The company transmitted all newsletters the same day, so subscribers who had requested more than one were getting bombarded with content and getting some duplicate content. "People thought they were getting the e-mail multiple times because the identity [of each publication] was not very strong," Miller said.
Solution: KCP turned to e-mail marketing provider Return Path, which consulted on ways to increase open rates, drive subscriptions and shore up the newsletter.
The first goal, according to KCP, was to change the newsletters’ look to match the redesigned site. The company also strengthened each newsletter visually, giving each different color schemes and imagery, while continuing to follow a consistent design format.
The company conducted research and discovered that more than half of its subscribers read more than one of its newsletters. As a result, KCP decided to spread out the publishing schedule. "We staggered our publication dates to about one newsletter a week," Miller said. "We were trying to increase our visibility and our touches to people who subscribed to more than one newsletter."

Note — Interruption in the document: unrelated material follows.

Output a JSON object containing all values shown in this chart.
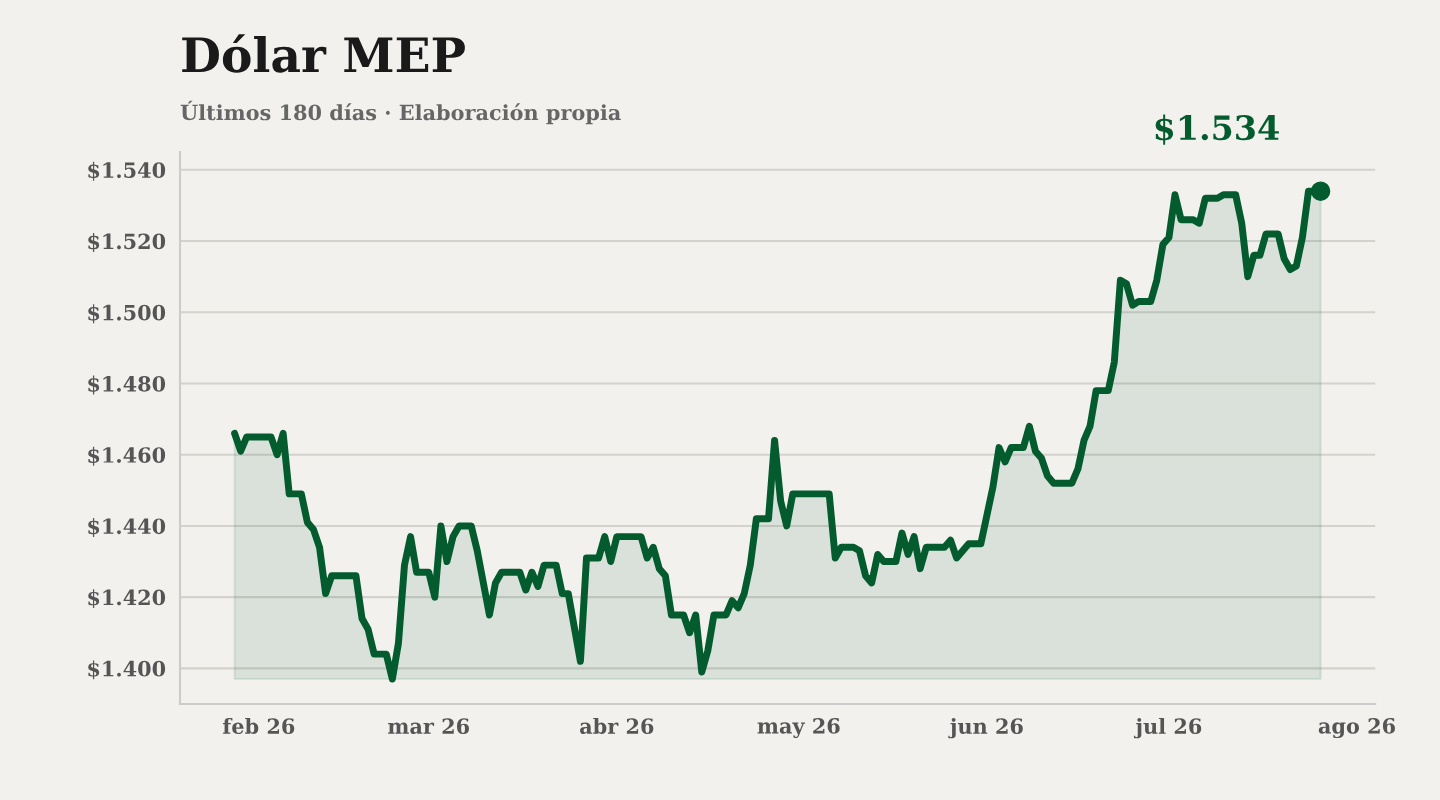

Finally, KCP produced original content for each newsletter rather than repurposing the same editorial across more than one. It also cut back to three stories per newsletter from four. "We really try to have custom content for every issue," Miller said.
The company also shortened story lengths and ran only headlines in the newsletters that linked to the article on the site rather than running a summary of the story along with headlines on the initial e-mail page. "There was so much information in the text to explain what the article was about, and people ended up not clicking," Miller said.
Finally, KCP added an advertising area to the e-mail message to feature company marketing.
Results: Readership has increased steadily, along with open and click-through rates, since last June. For example, the manufacturing newsletter went from a 40% click-through rate in June to 80% in July. Open rates shot up dramatically as well. "We’re seeing a much higher click-through to both the stories and to our Web site," Miller said.
And the effect of spreading out the newsletter publication dates enabled KCP to reach its customers more often without spending more. "It didn’t increase our budgets, but the overall effect was that by splitting that out, those people would get multiple touches from us in any given month," Miller said.